L’an passé, Safran a pu rester bénéficiaire malgré la crise pandémique, alors qu’Airbus et Boeing plongeait dans le rouge, et bien que les compagnies aériennes soient exsangues. Le chiffre d’affaires ajusté du motoriste a chuté de 33 %, à 16,5 milliards d’euros. Il avait flanché de 46,5 % entre avril et juin, et de 32,5 % au quatrième trimestre. Safran a livré 815 moteurs Leap en 2020, contre 1 736 l’année précédente. Toutefois, l’entreprise a réalisé un bénéfice net de 352 millions d’euros. Le groupe a dégagé un bénéfice opérationnel courant de 1,69 milliard d’euros, et atteint ses objectifs de marge opérationnelle (10,2 %) et de trésorerie disponible (plus de 1 milliard). Safran a dû tailler dans les coûts, sous-traitance, engagements d’investissement, R&D, fermer quatre sites de production et réduire ses effectifs mondiaux, de 95 000 à 79 000. La France a été épargnée par l’écrémage. La baisse des effectifs est, globalement, de 17 %, de 21 % en comptant les intérimaires.

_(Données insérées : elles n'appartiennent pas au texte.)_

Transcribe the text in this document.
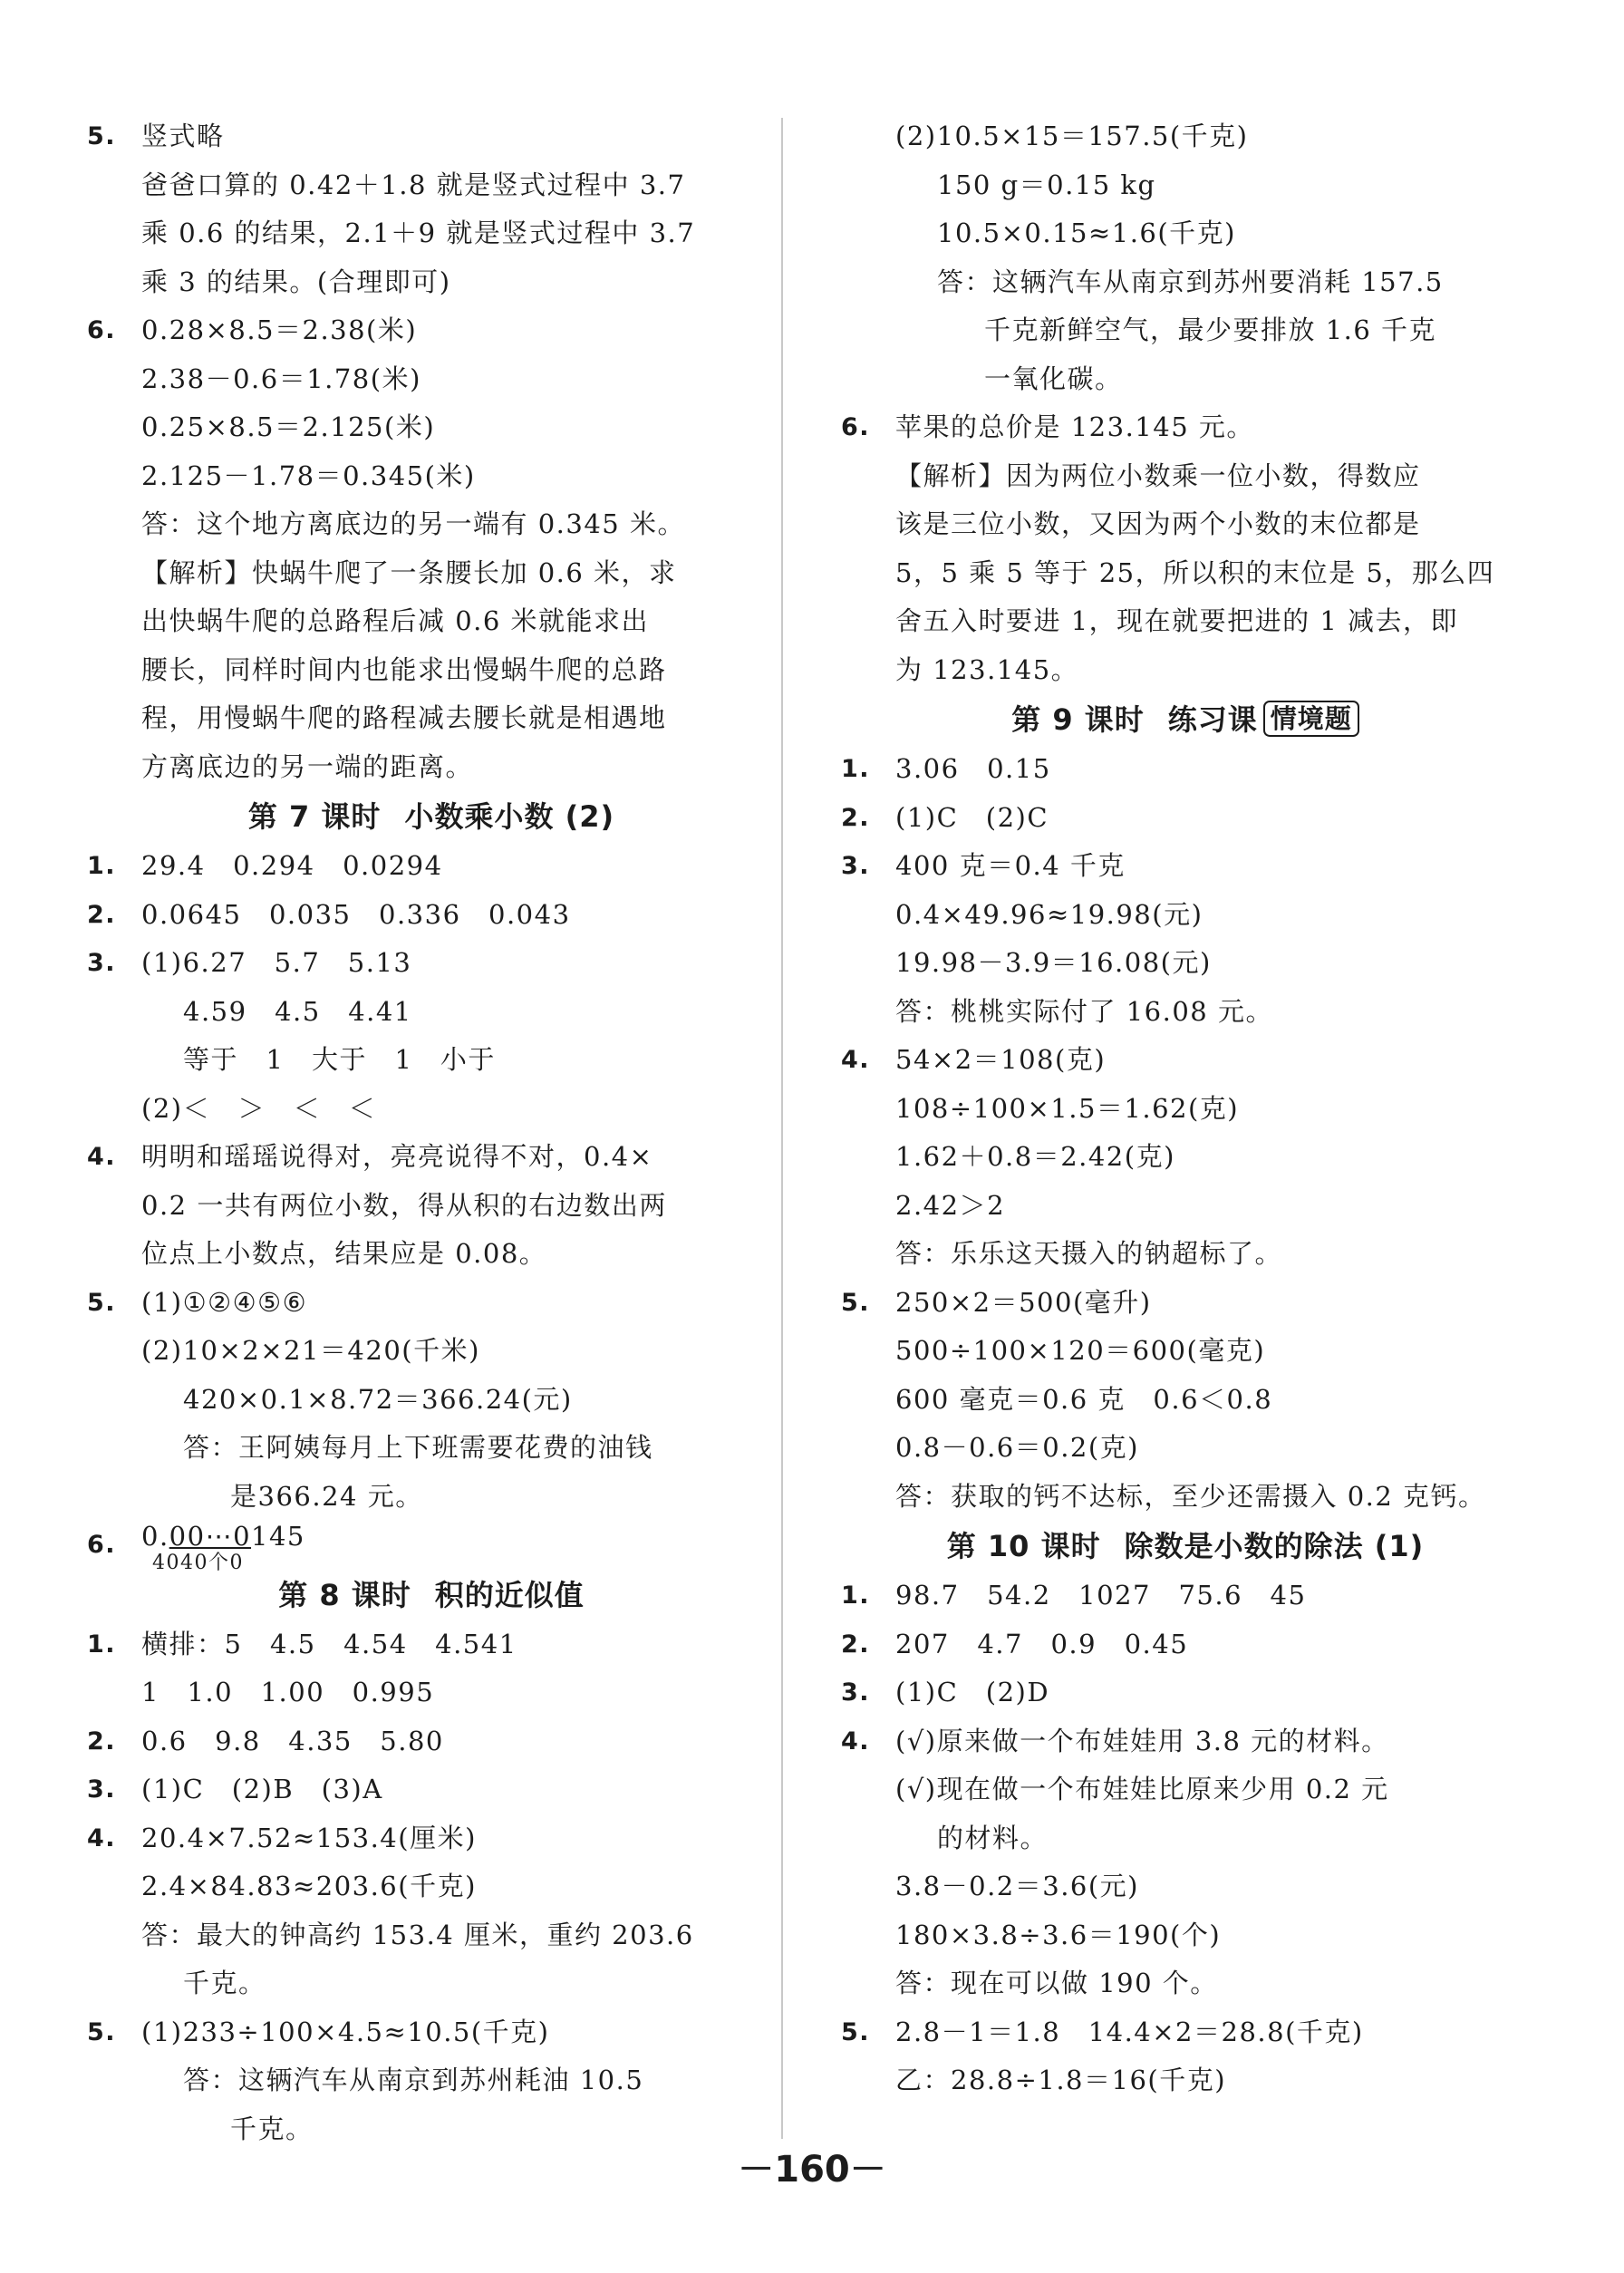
5. 竖式略
爸爸口算的 0.42＋1.8 就是竖式过程中 3.7
乘 0.6 的结果，2.1＋9 就是竖式过程中 3.7
乘 3 的结果。(合理即可)
6. 0.28×8.5＝2.38(米)
2.38－0.6＝1.78(米)
0.25×8.5＝2.125(米)
2.125－1.78＝0.345(米)
答：这个地方离底边的另一端有 0.345 米。
【解析】快蜗牛爬了一条腰长加 0.6 米，求
出快蜗牛爬的总路程后减 0.6 米就能求出
腰长，同样时间内也能求出慢蜗牛爬的总路
程，用慢蜗牛爬的路程减去腰长就是相遇地
方离底边的另一端的距离。
第 7 课时 小数乘小数 (2)
1. 29.4　0.294　0.0294
2. 0.0645　0.035　0.336　0.043
3. (1)6.27　5.7　5.13
4.59　4.5　4.41
等于　1　大于　1　小于
(2)＜　＞　＜　＜
4. 明明和瑶瑶说得对，亮亮说得不对，0.4×
0.2 一共有两位小数，得从积的右边数出两
位点上小数点，结果应是 0.08。
5. (1)①②④⑤⑥
(2)10×2×21＝420(千米)
420×0.1×8.72＝366.24(元)
答：王阿姨每月上下班需要花费的油钱
是366.24 元。
6. 0.00⋯0145
4040个0
第 8 课时 积的近似值
1. 横排：5　4.5　4.54　4.541
1　1.0　1.00　0.995
2. 0.6　9.8　4.35　5.80
3. (1)C　(2)B　(3)A
4. 20.4×7.52≈153.4(厘米)
2.4×84.83≈203.6(千克)
答：最大的钟高约 153.4 厘米，重约 203.6
千克。
5. (1)233÷100×4.5≈10.5(千克)
答：这辆汽车从南京到苏州耗油 10.5
千克。
(2)10.5×15＝157.5(千克)
150 g＝0.15 kg
10.5×0.15≈1.6(千克)
答：这辆汽车从南京到苏州要消耗 157.5
千克新鲜空气，最少要排放 1.6 千克
一氧化碳。
6. 苹果的总价是 123.145 元。
【解析】因为两位小数乘一位小数，得数应
该是三位小数，又因为两个小数的末位都是
5，5 乘 5 等于 25，所以积的末位是 5，那么四
舍五入时要进 1，现在就要把进的 1 减去，即
为 123.145。
第 9 课时 练习课 情境题
1. 3.06　0.15
2. (1)C　(2)C
3. 400 克＝0.4 千克
0.4×49.96≈19.98(元)
19.98－3.9＝16.08(元)
答：桃桃实际付了 16.08 元。
4. 54×2＝108(克)
108÷100×1.5＝1.62(克)
1.62＋0.8＝2.42(克)
2.42＞2
答：乐乐这天摄入的钠超标了。
5. 250×2＝500(毫升)
500÷100×120＝600(毫克)
600 毫克＝0.6 克　0.6＜0.8
0.8－0.6＝0.2(克)
答：获取的钙不达标，至少还需摄入 0.2 克钙。
第 10 课时 除数是小数的除法 (1)
1. 98.7　54.2　1027　75.6　45
2. 207　4.7　0.9　0.45
3. (1)C　(2)D
4. (√)原来做一个布娃娃用 3.8 元的材料。
(√)现在做一个布娃娃比原来少用 0.2 元
的材料。
3.8－0.2＝3.6(元)
180×3.8÷3.6＝190(个)
答：现在可以做 190 个。
5. 2.8－1＝1.8　14.4×2＝28.8(千克)
乙：28.8÷1.8＝16(千克)
－160－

L’an passé, l’activité de Services a reculé de 43,2 %, la division Equipements aéronautiques, Défense et Aerosystems a baissé du quart, et l’activité Intérieurs d’avion a perdu 40,4 %. Pour 2021, le motoriste s’attend à ce que son chiffre d’affaires régresse de 2 à 4 %, et qu’un nombre équivalent de moteurs Leap soient livrés aux avionneurs. Safran compte enfin verser, en 2021, un dividende à ses actionnaires. « Malgré les incertitudes et les difficultés qui persistent, notamment au premier semestre 2021, je demeure déterminé et optimiste », déclare Olivier Andriès.